This exhibition will be opening later this summer.
Ground Floor
Jeffrey E. Gundlach Building
Clyfford Still, the iconic and enigmatic painter, once avowed of his abstractions: “These are not paintings in the usual sense; they are life and death merging in fearful union.” In 1957, the Albright Art Gallery (now the Buffalo AKG Art Museum) acquired its first painting by Still (American, 1904–1980). In the years that followed, then-Director Gordon Smith and Chairman of the Board, Seymour H. Knox, Jr. developed a unique relationship with the visionary artist whose early innovations in abstraction had helped pave the way for the Abstract Expressionist movement. Smith invited Still to select the works and oversee the installation of his first museum survey exhibition, Paintings by Clyfford Still, which opened two years later in 1959. Through the artist’s correspondence with Smith and numerous visits to Buffalo, Still became convinced that the museum should permanently house a major group of his works, and in 1964 he donated thirty-one canvases dating from 1937 to 1963, which span experimental early abstractions influenced by surrealism to examples of his increasingly spare late style.

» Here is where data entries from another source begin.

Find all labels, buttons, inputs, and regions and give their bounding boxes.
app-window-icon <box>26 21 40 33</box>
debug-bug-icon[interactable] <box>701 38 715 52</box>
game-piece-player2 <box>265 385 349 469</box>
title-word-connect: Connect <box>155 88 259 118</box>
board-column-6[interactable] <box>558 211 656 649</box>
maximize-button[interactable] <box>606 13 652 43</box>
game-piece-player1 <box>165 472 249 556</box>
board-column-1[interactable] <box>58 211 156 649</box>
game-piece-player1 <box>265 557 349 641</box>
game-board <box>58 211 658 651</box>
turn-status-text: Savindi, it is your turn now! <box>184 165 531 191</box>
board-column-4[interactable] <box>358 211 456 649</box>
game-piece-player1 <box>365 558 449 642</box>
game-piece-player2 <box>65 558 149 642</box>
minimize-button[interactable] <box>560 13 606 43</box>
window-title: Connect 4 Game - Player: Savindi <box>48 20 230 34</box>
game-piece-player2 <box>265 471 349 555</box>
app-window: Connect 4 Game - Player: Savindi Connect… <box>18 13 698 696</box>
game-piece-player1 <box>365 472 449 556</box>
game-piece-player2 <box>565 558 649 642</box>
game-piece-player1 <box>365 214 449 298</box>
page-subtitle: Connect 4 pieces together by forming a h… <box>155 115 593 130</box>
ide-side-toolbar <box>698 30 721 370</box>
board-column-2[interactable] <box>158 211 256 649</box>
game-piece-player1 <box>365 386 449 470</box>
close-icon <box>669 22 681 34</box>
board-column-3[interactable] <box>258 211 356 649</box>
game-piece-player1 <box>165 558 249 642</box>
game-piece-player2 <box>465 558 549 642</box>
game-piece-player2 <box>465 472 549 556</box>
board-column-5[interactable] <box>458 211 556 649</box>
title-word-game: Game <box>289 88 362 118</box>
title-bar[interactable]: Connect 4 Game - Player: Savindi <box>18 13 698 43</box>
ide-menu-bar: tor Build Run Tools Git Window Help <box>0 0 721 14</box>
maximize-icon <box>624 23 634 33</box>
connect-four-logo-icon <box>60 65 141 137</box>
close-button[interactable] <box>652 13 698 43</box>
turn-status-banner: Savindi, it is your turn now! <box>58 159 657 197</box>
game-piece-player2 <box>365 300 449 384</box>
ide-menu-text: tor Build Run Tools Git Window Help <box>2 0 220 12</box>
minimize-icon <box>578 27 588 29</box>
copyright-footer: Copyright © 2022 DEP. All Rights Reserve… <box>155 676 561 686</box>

Still’s trust in Buffalo made it the preeminent place in which to experience his works as a group rather than singly, illustrating the evolution of his career. (This honor the Buffalo AKG now shares with Denver's Clyfford Still Museum, founded in 2011.) The inaugural installation of the new Buffalo AKG Art Museum is a time to recognize the extraordinary debt the museum and its community owe to the artists in the Collection who have entrusted or have allowed their work to be entrusted to our care. This exhibition includes all thirty-three of the museum’s paintings by Still alongside documentation of Still’s relationship with Buffalo from the museum’s archives. After this exhibition, a smaller selection of Still’s works will always be found in the context of the museum’s permanent collection in a dedicated gallery.